Profits soar at Aughinish rival Emirates Aluminium as prices of the metal climb
Emirates Global Aluminium, a rival to Russia's Rusal which owns the huge smelter plant in the Shannon Estuary, posted a record first-half profit.
Emirates Global Aluminium, a rival to Russia's Rusal which owns the huge smelter plant in the Shannon Estuary, posted a record first-half profit as prices of the metal soared.
Profit rose almost fourfold to €1.6bn, the Middle East’s biggest aluminium producer said. That exceeded the profit the firm reported for the whole of last year, as revenue jumped about 70%.

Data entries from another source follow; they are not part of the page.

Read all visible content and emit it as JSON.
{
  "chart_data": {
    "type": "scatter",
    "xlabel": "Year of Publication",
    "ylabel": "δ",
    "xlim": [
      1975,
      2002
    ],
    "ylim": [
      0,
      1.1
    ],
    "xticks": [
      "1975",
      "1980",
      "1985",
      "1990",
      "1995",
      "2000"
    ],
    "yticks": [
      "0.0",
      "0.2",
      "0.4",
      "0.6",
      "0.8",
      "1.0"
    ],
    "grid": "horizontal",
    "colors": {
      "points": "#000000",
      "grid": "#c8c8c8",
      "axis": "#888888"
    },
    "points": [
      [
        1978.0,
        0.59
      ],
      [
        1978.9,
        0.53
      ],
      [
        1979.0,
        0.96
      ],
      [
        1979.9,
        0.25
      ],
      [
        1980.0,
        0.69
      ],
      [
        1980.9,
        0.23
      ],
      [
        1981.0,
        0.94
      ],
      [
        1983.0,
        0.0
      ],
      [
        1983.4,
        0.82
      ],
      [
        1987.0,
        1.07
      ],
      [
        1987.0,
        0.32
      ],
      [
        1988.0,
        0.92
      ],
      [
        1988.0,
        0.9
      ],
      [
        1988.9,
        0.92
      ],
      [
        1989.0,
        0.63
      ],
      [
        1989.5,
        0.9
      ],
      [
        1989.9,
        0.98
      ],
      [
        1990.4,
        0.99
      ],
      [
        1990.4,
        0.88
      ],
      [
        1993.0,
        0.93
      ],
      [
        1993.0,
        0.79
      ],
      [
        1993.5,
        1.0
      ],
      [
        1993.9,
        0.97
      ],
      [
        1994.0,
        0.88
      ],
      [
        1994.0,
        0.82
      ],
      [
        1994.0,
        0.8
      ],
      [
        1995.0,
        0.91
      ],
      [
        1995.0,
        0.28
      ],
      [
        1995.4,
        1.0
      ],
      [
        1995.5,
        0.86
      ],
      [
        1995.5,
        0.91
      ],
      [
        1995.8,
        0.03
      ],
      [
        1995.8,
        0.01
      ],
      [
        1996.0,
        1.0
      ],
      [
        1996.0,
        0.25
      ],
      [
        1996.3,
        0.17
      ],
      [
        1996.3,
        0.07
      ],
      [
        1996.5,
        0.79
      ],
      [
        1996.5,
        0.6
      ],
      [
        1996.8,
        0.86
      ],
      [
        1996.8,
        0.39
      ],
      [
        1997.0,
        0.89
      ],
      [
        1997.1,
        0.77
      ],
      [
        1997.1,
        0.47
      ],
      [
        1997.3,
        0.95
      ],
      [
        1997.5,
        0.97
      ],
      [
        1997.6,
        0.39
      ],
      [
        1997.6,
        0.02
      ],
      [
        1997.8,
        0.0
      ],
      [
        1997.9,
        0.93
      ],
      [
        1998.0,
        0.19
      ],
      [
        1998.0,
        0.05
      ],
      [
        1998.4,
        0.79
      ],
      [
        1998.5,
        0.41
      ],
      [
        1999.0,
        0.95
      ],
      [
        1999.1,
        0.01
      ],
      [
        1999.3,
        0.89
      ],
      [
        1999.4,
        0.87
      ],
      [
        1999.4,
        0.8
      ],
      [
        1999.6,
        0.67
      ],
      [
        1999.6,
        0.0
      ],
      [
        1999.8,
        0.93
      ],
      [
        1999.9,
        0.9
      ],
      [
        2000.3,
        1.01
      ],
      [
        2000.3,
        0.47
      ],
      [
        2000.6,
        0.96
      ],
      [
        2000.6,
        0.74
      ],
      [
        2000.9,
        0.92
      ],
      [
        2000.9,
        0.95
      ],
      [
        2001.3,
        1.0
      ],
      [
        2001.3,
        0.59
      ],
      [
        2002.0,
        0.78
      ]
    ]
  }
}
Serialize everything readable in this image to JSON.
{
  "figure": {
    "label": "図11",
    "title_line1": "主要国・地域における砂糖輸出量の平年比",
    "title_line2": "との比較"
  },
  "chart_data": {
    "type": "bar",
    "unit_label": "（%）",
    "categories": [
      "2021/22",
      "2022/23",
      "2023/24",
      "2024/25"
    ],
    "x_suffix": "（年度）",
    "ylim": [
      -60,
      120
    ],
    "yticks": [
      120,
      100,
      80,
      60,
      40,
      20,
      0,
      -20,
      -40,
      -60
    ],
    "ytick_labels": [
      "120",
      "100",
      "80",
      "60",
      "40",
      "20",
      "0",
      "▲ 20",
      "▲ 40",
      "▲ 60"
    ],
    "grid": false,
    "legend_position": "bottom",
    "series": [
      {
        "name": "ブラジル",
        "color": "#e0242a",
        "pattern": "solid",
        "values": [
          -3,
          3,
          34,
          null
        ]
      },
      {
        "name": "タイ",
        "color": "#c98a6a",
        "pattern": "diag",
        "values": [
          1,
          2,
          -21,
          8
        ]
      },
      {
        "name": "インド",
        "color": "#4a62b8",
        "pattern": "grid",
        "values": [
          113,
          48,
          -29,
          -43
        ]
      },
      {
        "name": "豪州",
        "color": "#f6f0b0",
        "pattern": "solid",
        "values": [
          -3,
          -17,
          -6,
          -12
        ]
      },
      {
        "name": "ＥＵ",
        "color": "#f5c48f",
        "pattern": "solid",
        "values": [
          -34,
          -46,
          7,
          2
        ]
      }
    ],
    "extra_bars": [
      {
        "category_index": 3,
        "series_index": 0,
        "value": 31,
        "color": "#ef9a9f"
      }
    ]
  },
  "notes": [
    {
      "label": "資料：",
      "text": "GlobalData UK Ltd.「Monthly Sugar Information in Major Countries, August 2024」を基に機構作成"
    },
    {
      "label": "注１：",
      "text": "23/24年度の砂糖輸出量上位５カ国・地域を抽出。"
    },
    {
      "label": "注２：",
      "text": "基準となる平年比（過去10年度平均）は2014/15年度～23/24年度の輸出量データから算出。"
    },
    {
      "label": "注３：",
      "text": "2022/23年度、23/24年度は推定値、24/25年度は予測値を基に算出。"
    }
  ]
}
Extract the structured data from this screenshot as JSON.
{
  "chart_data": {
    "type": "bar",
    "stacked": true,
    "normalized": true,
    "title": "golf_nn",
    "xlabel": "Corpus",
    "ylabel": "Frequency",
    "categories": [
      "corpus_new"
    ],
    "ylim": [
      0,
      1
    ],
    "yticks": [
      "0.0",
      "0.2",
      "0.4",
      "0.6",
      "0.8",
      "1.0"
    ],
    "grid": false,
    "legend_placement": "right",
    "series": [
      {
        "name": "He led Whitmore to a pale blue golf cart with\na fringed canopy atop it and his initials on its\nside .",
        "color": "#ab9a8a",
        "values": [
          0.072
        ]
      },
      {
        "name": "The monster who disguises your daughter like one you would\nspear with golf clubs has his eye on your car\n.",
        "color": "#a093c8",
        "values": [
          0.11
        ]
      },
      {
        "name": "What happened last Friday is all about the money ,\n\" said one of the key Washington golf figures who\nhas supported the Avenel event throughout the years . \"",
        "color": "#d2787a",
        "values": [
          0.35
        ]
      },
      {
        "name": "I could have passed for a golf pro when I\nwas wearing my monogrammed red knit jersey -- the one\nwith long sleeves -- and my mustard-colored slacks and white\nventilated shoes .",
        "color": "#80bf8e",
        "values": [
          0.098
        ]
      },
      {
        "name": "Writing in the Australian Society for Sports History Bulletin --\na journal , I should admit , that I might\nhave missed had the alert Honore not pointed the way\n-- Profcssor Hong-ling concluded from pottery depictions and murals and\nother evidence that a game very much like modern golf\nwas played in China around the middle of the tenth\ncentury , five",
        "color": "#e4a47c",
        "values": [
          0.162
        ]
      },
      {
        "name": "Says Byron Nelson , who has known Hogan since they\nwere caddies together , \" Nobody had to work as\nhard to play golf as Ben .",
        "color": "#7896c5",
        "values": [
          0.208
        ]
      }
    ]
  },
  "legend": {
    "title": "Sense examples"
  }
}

Aluminium, used in everything from beer cans to plane parts, averaged about 36% higher on global markets over the first half of the year after Russia’s invasion of Ukraine. Prices have since dropped from the highs reached in March, with aluminium trading at $2,394 a ton on the London Metal Exchange, and Emirates Global warned of tougher conditions.

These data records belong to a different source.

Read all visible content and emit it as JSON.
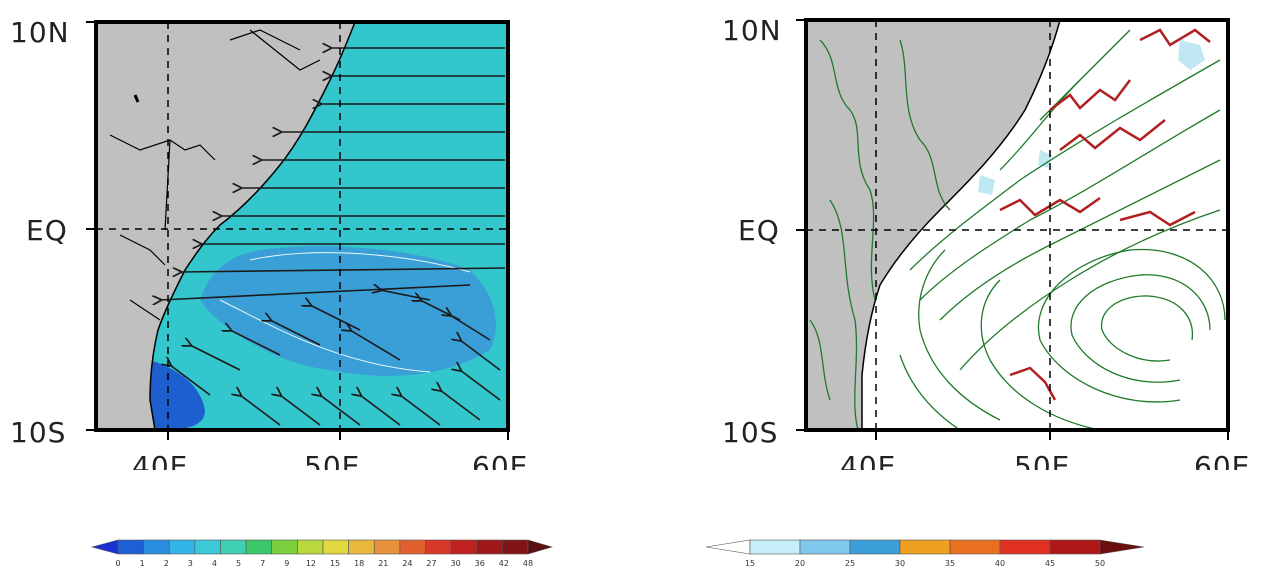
{
  "left_map": {
    "lat_labels": [
      "10N",
      "EQ",
      "10S"
    ],
    "lon_labels": [
      "40E",
      "50E",
      "60E"
    ],
    "colors": {
      "land": "#c0c0c0",
      "ocean_main": "#33c6cc",
      "ocean_deep": "#3a9fd6",
      "ocean_dark": "#1e5fd0",
      "coast": "#000000",
      "arrow": "#1a1a1a"
    }
  },
  "right_map": {
    "lat_labels": [
      "10N",
      "EQ",
      "10S"
    ],
    "lon_labels": [
      "40E",
      "50E",
      "60E"
    ],
    "colors": {
      "land": "#c0c0c0",
      "ocean": "#ffffff",
      "streamline": "#1f7a2a",
      "highlight": "#b02020",
      "shade": "#bfe8f2"
    }
  },
  "left_colorbar": {
    "ticks": [
      "0",
      "1",
      "2",
      "3",
      "4",
      "5",
      "7",
      "9",
      "12",
      "15",
      "18",
      "21",
      "24",
      "27",
      "30",
      "36",
      "42",
      "48"
    ],
    "colors": [
      "#1a2fd0",
      "#1e5fd8",
      "#2a8ee0",
      "#33b4e6",
      "#39c9d8",
      "#3ccfb4",
      "#3cc86a",
      "#7ccf3c",
      "#b8d83c",
      "#e0d83c",
      "#e8b83c",
      "#e8903c",
      "#e06030",
      "#d83828",
      "#c02020",
      "#a01818",
      "#801414",
      "#5c0e0e"
    ]
  },
  "right_colorbar": {
    "ticks": [
      "15",
      "20",
      "25",
      "30",
      "35",
      "40",
      "45",
      "50"
    ],
    "colors": [
      "#ffffff",
      "#c6eef8",
      "#7fc8ec",
      "#3a9fd6",
      "#f0a020",
      "#e87020",
      "#e03020",
      "#b01818",
      "#6a0e0e"
    ]
  }
}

“We expect the market conditions to be more challenging the second half of the year,” said chief executive Abdulnasser bin Kalban. “We remain well on the course for a strong and incredible year overall.”
Aluminium will likely average less than $3,000 a ton for the second half, Emirates Global said. Over the next 12 months, the company will be watching global demand, China’s exit from restrictive coronavirus policies, and soaring energy prices for their impact on the market.

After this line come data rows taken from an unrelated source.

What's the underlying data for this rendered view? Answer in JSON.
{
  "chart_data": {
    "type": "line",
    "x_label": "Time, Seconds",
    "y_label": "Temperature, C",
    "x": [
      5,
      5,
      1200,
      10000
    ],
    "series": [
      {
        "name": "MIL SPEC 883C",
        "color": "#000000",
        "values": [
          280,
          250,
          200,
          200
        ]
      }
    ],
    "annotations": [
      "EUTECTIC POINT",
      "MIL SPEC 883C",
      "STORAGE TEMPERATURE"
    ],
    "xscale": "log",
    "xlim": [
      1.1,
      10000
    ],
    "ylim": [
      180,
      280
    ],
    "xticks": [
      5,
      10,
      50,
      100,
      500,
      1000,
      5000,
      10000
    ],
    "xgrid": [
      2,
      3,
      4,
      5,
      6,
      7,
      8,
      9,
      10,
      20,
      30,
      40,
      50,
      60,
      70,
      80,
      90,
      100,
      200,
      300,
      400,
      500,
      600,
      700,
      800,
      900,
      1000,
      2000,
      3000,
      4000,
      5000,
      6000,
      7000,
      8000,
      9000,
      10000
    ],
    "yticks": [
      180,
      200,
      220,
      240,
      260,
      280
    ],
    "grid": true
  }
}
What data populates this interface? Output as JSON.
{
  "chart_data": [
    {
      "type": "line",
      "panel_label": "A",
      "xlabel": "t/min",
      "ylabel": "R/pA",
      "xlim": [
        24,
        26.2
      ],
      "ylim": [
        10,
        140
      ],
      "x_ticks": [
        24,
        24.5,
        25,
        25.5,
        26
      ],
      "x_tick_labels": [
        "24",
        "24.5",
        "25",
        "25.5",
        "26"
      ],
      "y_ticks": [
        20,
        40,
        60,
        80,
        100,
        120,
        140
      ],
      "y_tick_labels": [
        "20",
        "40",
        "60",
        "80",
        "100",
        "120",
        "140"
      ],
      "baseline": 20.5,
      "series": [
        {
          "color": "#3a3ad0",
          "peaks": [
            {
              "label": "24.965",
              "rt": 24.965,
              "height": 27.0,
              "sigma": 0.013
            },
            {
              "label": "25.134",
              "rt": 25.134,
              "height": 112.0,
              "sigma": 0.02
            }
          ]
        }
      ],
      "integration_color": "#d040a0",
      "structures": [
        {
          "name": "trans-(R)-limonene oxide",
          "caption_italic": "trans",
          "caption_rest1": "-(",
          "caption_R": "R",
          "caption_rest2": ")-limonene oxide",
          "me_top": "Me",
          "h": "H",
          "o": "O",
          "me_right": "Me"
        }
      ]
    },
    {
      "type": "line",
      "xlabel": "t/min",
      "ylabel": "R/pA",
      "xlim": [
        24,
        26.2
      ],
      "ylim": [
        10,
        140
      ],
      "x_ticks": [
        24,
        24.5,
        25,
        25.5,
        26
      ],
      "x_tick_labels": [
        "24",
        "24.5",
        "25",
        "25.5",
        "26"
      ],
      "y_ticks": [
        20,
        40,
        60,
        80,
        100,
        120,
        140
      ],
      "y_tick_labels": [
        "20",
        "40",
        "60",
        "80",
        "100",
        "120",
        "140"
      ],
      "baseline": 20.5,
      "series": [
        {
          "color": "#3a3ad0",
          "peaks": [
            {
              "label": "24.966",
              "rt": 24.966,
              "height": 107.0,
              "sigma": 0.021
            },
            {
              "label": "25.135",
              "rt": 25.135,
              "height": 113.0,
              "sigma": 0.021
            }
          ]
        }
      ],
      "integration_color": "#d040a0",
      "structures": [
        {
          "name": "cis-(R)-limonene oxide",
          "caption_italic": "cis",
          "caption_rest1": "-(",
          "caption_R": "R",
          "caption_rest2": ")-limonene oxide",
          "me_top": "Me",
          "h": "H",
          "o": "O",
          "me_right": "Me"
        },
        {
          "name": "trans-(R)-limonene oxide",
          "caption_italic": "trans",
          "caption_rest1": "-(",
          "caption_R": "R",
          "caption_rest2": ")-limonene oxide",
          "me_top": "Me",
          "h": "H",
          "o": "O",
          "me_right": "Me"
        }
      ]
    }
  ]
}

“We do expect this to be a story of two halves,” the company said. “The economic outlook is uncertain and prices have come down.”
At current prices, about 20% of global aluminium production is unprofitable, said En+ Group, the parent company of Russian aluminium giant Rusal, earlier this month.
In that earnings statement, Rusal, which owns the huge alumina smelter Aughinish in the Shannon Estuary, had said that "for the time being" it was delivering on its global contracts as it struggles with the fallout from Western sanctions on Russia.
It employs around 500 people at the Co Limerick smelter and is the one manufacturing site on Irish soil whose workers potentially have the most to lose from the sanctions regime and soaring energy costs since Russia invaded Ukraine in February.
Auginish is one part of Rusal's international operations that employ 59,500 people in Russia, Ukraine, Guinea, Jamaica, Italy, Sweden, and many other locations. Rusal produces the compound alumina from bauxite mines and makes aluminium used by car makers and in construction, as well as related products, such as tin foil, for global markets.